In today’s bear market, we are more interested in those who were overfunded before the recent market losses on account of the prolonged bull market. Today, those who have experienced portfolio losses will be less funded than before, but for those who still have enough assets to meet their goals, an annuity can still be a viable option. After all, the goal of true retirement income planning is not to earn a high investment return, but rather to actually be able to fund all of their financial goals for retirement, including have enough income to cover essential monthly expenses in retirement.
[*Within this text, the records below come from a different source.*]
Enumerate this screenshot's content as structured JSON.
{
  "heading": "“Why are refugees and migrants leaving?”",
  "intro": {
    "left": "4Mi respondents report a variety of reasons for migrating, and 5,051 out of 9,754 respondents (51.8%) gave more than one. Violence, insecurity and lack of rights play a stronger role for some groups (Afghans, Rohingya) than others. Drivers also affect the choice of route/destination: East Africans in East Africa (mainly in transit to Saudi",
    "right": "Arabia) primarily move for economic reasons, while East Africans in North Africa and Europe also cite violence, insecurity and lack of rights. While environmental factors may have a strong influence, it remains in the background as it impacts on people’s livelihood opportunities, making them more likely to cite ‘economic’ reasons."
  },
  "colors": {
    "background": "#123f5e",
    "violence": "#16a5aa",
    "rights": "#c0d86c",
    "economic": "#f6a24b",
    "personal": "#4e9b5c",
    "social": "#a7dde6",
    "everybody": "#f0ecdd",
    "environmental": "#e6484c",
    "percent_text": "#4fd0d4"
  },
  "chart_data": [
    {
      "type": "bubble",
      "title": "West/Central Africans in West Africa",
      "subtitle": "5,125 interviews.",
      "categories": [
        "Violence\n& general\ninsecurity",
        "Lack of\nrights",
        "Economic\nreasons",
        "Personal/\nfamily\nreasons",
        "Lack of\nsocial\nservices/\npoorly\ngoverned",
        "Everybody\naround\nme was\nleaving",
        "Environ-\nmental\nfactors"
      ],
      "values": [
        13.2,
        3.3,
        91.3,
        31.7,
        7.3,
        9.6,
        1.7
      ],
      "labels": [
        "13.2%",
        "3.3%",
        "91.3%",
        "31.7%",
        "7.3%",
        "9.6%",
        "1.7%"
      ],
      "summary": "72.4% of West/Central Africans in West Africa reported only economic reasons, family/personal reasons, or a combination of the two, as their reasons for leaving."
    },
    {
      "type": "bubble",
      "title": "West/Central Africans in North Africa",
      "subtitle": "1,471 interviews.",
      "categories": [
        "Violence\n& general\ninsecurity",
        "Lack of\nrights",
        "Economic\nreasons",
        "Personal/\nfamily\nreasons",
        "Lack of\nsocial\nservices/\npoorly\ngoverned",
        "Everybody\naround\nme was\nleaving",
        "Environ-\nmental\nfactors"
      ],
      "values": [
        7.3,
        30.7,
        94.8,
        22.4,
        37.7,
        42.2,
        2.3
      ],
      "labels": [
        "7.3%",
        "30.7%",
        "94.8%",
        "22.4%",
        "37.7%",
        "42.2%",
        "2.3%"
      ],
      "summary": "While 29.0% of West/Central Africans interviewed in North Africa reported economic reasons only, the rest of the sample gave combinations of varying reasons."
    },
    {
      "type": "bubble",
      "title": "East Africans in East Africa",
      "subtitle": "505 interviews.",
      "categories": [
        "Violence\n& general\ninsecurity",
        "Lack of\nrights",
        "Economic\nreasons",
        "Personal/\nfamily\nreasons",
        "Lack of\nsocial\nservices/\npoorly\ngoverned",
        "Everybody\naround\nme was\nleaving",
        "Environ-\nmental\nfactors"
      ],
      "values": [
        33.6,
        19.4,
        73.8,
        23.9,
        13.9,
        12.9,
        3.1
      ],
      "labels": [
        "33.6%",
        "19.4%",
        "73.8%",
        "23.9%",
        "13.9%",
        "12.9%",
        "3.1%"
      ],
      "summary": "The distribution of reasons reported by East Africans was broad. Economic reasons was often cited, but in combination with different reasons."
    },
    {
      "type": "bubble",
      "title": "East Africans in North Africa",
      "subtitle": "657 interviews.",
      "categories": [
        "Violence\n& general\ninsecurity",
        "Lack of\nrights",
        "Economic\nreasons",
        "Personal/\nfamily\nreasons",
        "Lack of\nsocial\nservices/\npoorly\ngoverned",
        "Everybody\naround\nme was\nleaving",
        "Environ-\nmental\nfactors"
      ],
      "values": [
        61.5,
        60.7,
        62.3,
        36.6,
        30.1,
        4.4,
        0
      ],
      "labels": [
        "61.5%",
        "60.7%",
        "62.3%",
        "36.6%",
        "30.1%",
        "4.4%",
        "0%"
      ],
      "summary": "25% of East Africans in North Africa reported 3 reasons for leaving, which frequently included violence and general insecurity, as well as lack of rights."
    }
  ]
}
Following a steep market downturn, deferred annuities are particularly attractive given their guaranteed lifetime income provisions that offer both liquidity and upside growth potential, while providing downside protection to support spending even if the market continues to drop. With these deferred annuities, one does not have to “lock in losses” as the underlying assets can still have the opportunity to grow. They may just grow a bit less than otherwise because of the cost for the insurance to protect spending from further market losses. But if this protection helps a retiree to keep invested in the markets because they don’t have to be as concerned about market losses, then it can provide a great benefit. Their goal is protected on the downside but still keeps exposure on the upside.

Annuities can also offer some advantages in terms of tax deferral when purchased inside of a taxable account. But the problem with taxable accounts is the need to sell assets and pay taxes on the gains. A potential silver lining of the recent market losses is that taxes due may be less and there may be opportunities to harvest losses on more recent purchase that can offset gains as a part of funding the annuities, without leading to a big tax bill.